Particolarmente illuminante si rivela la sentenza della CGUE 15 settembre 2011, causa C-155/10, Williams e altri (punto 21), nella quale si afferma che la retribuzione delle ferie annuali deve essere calcolata, in linea di principio, in modo tale da coincidere con la retribuzione ordinaria del lavoratore e che una diminuzione della retribuzione idonea a dissuadere il lavoratore dall’esercitare il diritto alle ferie sarebbe in contrasto con la disciplina del diritto dell’Unione: “qualsiasi incomodo intrinsecamente collegato” all’esecuzione delle mansioni che il lavoratore è tenuto ad espletare in forza del suo contratto di lavoro e che viene compensato tramite un importo pecuniario incluso nel calcolo della retribuzione complessiva del lavoratore…deve obbligatoriamente essere preso in considerazione ai fini dell’ammontare che spetta al lavoratore durante le sue ferie annuali” (sentenza ult. cit., punto 24).

Per quanto attiene alle ferie non fruite,  la Corte di Cassazione con la recente l’ordinanza n.13613/2020 ha chiarito che: “Il diritto di ogni lavoratore alle ferie annuali retribuite deve essere considerato un principio fondamentale del diritto sociale dell’Unione, al quale non si può derogare. Non è compatibile una normativa nazionale che preveda una perdita automatica del diritto alle ferie annuali retribuite, non subordinata alla previa verifica che il lavoratore abbia effettivamente avuto la possibilità di esercitare tale diritto, infatti il lavoratore deve essere considerato la parte debole nel rapporto di lavoro, cosicché è necessario impedire al datore di lavoro di disporre della facoltà di imporgli una restrizione dei suoi diritti”.

Il diritto alle ferie può essere sostituito dall’indennità soltanto in caso di cessazione del rapporto, poiché alle ferie non si può rinunciare e, in base all’articolo 10, secondo comma, del decreto legislativo 66/2003, il diritto alle ferie «non può essere sostituito dalla relativa indennità per ferie non godute, salvo in caso di risoluzione del rapporto di lavoro».

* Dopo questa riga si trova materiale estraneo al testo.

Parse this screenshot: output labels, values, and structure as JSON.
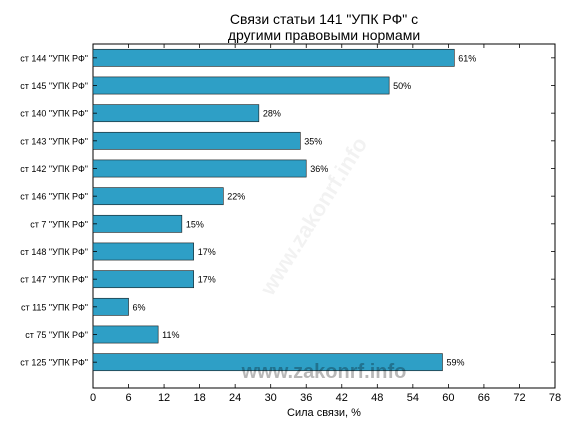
{
  "chart_data": {
    "type": "bar",
    "orientation": "horizontal",
    "title_lines": [
      "Связи статьи 141 \"УПК РФ\" с",
      "другими правовыми нормами"
    ],
    "xlabel": "Сила связи, %",
    "ylabel": "",
    "xlim": [
      0,
      78
    ],
    "xticks": [
      0,
      6,
      12,
      18,
      24,
      30,
      36,
      42,
      48,
      54,
      60,
      66,
      72,
      78
    ],
    "grid": false,
    "bar_color": "#2e9fc6",
    "bar_edge_color": "#1b1b1b",
    "value_suffix": "%",
    "categories": [
      "ст 144 \"УПК РФ\"",
      "ст 145 \"УПК РФ\"",
      "ст 140 \"УПК РФ\"",
      "ст 143 \"УПК РФ\"",
      "ст 142 \"УПК РФ\"",
      "ст 146 \"УПК РФ\"",
      "ст 7 \"УПК РФ\"",
      "ст 148 \"УПК РФ\"",
      "ст 147 \"УПК РФ\"",
      "ст 115 \"УПК РФ\"",
      "ст 75 \"УПК РФ\"",
      "ст 125 \"УПК РФ\""
    ],
    "values": [
      61,
      50,
      28,
      35,
      36,
      22,
      15,
      17,
      17,
      6,
      11,
      59
    ]
  },
  "watermark": "www.zakonrf.info",
  "watermark_diagonal": "www.zakonrf.info"
}
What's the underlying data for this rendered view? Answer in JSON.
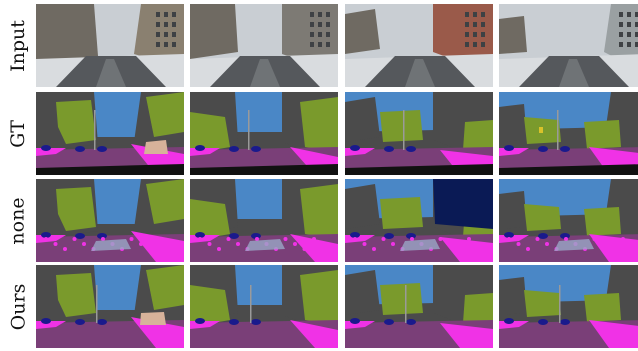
{
  "figure": {
    "rows": [
      {
        "label": "Input",
        "kind": "photo"
      },
      {
        "label": "GT",
        "kind": "gt"
      },
      {
        "label": "none",
        "kind": "noisy"
      },
      {
        "label": "Ours",
        "kind": "ours"
      }
    ],
    "columns": 4
  },
  "colors": {
    "sky": "#4a87c6",
    "building": "#4b4b4b",
    "vegetation": "#7a9a2c",
    "road": "#7a3f78",
    "sidewalk": "#f032e6",
    "car": "#1a1a8c",
    "terrain": "#9aa7c5",
    "wall": "#d7b29a",
    "sign": "#d9c22a",
    "pole": "#9a9a9a"
  }
}
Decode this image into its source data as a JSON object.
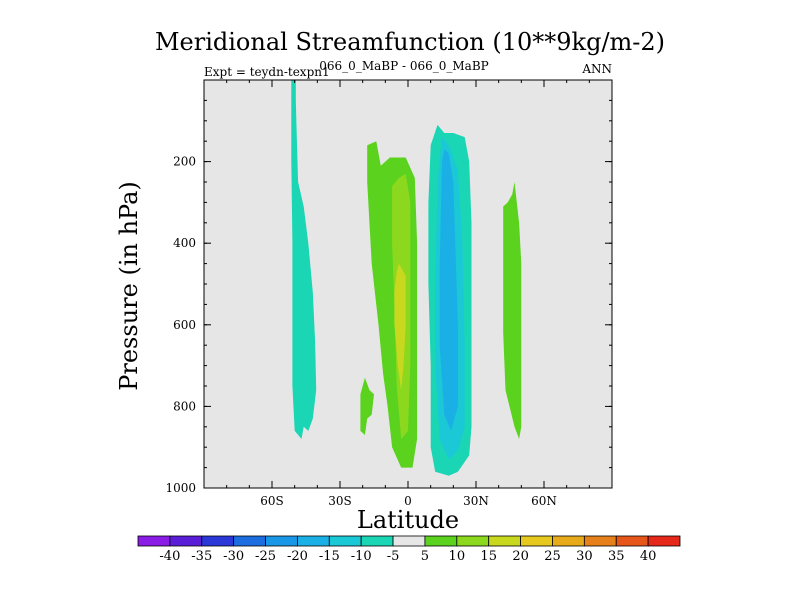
{
  "chart_data": {
    "type": "contour",
    "title": "Meridional Streamfunction (10**9kg/m-2)",
    "subtitle_left": "Expt = teydn-texpn1",
    "subtitle_center": "066_0_MaBP - 066_0_MaBP",
    "subtitle_right": "ANN",
    "xlabel": "Latitude",
    "ylabel": "Pressure (in hPa)",
    "xlim": [
      -90,
      90
    ],
    "ylim": [
      1000,
      0
    ],
    "x_ticks": [
      {
        "value": -60,
        "label": "60S"
      },
      {
        "value": -30,
        "label": "30S"
      },
      {
        "value": 0,
        "label": "0"
      },
      {
        "value": 30,
        "label": "30N"
      },
      {
        "value": 60,
        "label": "60N"
      }
    ],
    "y_ticks": [
      {
        "value": 200,
        "label": "200"
      },
      {
        "value": 400,
        "label": "400"
      },
      {
        "value": 600,
        "label": "600"
      },
      {
        "value": 800,
        "label": "800"
      },
      {
        "value": 1000,
        "label": "1000"
      }
    ],
    "background_color": "#e6e6e6",
    "colorbar": {
      "levels": [
        "-40",
        "-35",
        "-30",
        "-25",
        "-20",
        "-15",
        "-10",
        "-5",
        "5",
        "10",
        "15",
        "20",
        "25",
        "30",
        "35",
        "40"
      ],
      "colors": [
        "#8a1ce6",
        "#5a1ed8",
        "#2a38d8",
        "#1c6ee0",
        "#1a96e6",
        "#1ab0e6",
        "#1ac8d6",
        "#1ad6b4",
        "#e6e6e6",
        "#5ad21e",
        "#8cd81e",
        "#c8d81e",
        "#e6c81e",
        "#e6aa1a",
        "#e6801a",
        "#e6561a",
        "#e6281a"
      ]
    },
    "regions": [
      {
        "name": "cell-60s",
        "level": "-10",
        "color": "#1ad6b4",
        "points": [
          [
            -51.5,
            0
          ],
          [
            -49.5,
            0
          ],
          [
            -49.5,
            50
          ],
          [
            -49,
            150
          ],
          [
            -48.5,
            250
          ],
          [
            -46,
            310
          ],
          [
            -44,
            400
          ],
          [
            -42,
            520
          ],
          [
            -41,
            640
          ],
          [
            -40.5,
            760
          ],
          [
            -42,
            830
          ],
          [
            -44,
            860
          ],
          [
            -46,
            850
          ],
          [
            -47,
            880
          ],
          [
            -50,
            860
          ],
          [
            -51,
            750
          ],
          [
            -51,
            600
          ],
          [
            -51,
            400
          ],
          [
            -51.5,
            200
          ]
        ]
      },
      {
        "name": "cell-equator-outer",
        "level": "5",
        "color": "#5ad21e",
        "points": [
          [
            -18,
            160
          ],
          [
            -14,
            150
          ],
          [
            -12,
            210
          ],
          [
            -8,
            190
          ],
          [
            -1,
            190
          ],
          [
            3,
            240
          ],
          [
            4,
            400
          ],
          [
            4,
            600
          ],
          [
            4,
            800
          ],
          [
            4,
            880
          ],
          [
            2,
            950
          ],
          [
            -3,
            950
          ],
          [
            -7,
            900
          ],
          [
            -9,
            800
          ],
          [
            -11,
            720
          ],
          [
            -13,
            600
          ],
          [
            -16,
            450
          ],
          [
            -18,
            250
          ]
        ]
      },
      {
        "name": "cell-equator-10",
        "level": "10",
        "color": "#8cd81e",
        "points": [
          [
            -7,
            260
          ],
          [
            -4,
            240
          ],
          [
            -1,
            230
          ],
          [
            1,
            300
          ],
          [
            1,
            500
          ],
          [
            1,
            700
          ],
          [
            0,
            860
          ],
          [
            -3,
            880
          ],
          [
            -5,
            750
          ],
          [
            -6,
            550
          ],
          [
            -7,
            400
          ]
        ]
      },
      {
        "name": "cell-equator-15",
        "level": "15",
        "color": "#c8d81e",
        "points": [
          [
            -6,
            520
          ],
          [
            -5,
            470
          ],
          [
            -4,
            450
          ],
          [
            -1,
            480
          ],
          [
            -1,
            600
          ],
          [
            -2,
            700
          ],
          [
            -3,
            760
          ],
          [
            -4.5,
            700
          ],
          [
            -6,
            600
          ]
        ]
      },
      {
        "name": "cell-nh-outer",
        "level": "-10",
        "color": "#1ad6b4",
        "points": [
          [
            10,
            160
          ],
          [
            13,
            110
          ],
          [
            16,
            130
          ],
          [
            20,
            130
          ],
          [
            25,
            140
          ],
          [
            27,
            200
          ],
          [
            28,
            350
          ],
          [
            28,
            500
          ],
          [
            28,
            700
          ],
          [
            28,
            850
          ],
          [
            27,
            920
          ],
          [
            22,
            960
          ],
          [
            18,
            970
          ],
          [
            12,
            960
          ],
          [
            10,
            900
          ],
          [
            10,
            700
          ],
          [
            9,
            500
          ],
          [
            9,
            300
          ]
        ]
      },
      {
        "name": "cell-nh-15",
        "level": "-15",
        "color": "#1ac8d6",
        "points": [
          [
            13,
            250
          ],
          [
            15,
            140
          ],
          [
            18,
            160
          ],
          [
            22,
            220
          ],
          [
            24,
            400
          ],
          [
            25,
            650
          ],
          [
            25,
            850
          ],
          [
            22,
            910
          ],
          [
            18,
            930
          ],
          [
            14,
            880
          ],
          [
            12,
            700
          ],
          [
            12,
            500
          ]
        ]
      },
      {
        "name": "cell-nh-20",
        "level": "-20",
        "color": "#1ab0e6",
        "points": [
          [
            15,
            200
          ],
          [
            16,
            170
          ],
          [
            18,
            180
          ],
          [
            20,
            250
          ],
          [
            22,
            600
          ],
          [
            22,
            800
          ],
          [
            19,
            860
          ],
          [
            16,
            820
          ],
          [
            14,
            650
          ],
          [
            14,
            450
          ]
        ]
      },
      {
        "name": "cell-60n",
        "level": "5",
        "color": "#5ad21e",
        "points": [
          [
            42,
            310
          ],
          [
            44,
            300
          ],
          [
            46,
            280
          ],
          [
            47,
            250
          ],
          [
            49,
            350
          ],
          [
            50,
            450
          ],
          [
            50,
            600
          ],
          [
            50,
            750
          ],
          [
            50,
            850
          ],
          [
            49,
            880
          ],
          [
            47,
            850
          ],
          [
            43,
            760
          ],
          [
            42,
            620
          ],
          [
            42,
            450
          ]
        ]
      },
      {
        "name": "cell-small-sh",
        "level": "5",
        "color": "#5ad21e",
        "points": [
          [
            -21,
            770
          ],
          [
            -19,
            730
          ],
          [
            -17,
            760
          ],
          [
            -15,
            770
          ],
          [
            -16,
            820
          ],
          [
            -18,
            830
          ],
          [
            -19,
            870
          ],
          [
            -21,
            860
          ]
        ]
      }
    ]
  }
}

Pertanto, il mancato versamento di un indennizzo per le ferie annuali non godute al momento della cessazione del rapporto di lavoro si pone in primo luogo in contrasto con l’art. 7 della Direttiva europea 2003/88 secondo cui: “Il periodo minimo di ferie annuali retribuite non può essere sostituito da un’indennità finanziaria, salvo in caso di fine del rapporto di lavoro.” Il datore di lavoro che non riconosce le ferie al lavoratore, oltre a rispondere a titolo risarcitorio nei confronti del dipendente, incorre anche in una responsabilità di tipo amministrativo con conseguenti sanzioni da parte dell’Inps (al quale può rivolgersi lo stesso lavoratore). Pertanto, se il rapporto di lavoro è ancora in corso, il datore di lavoro ha l’obbligo di offrire, in forma scritta, la fruizione delle ferie al dipendente, e se adempie a tale obbligo non sarà tenuto a pagare alcuna indennità sostitutiva qualora il lavoratore non abbia volontariamente usufruito delle ferie.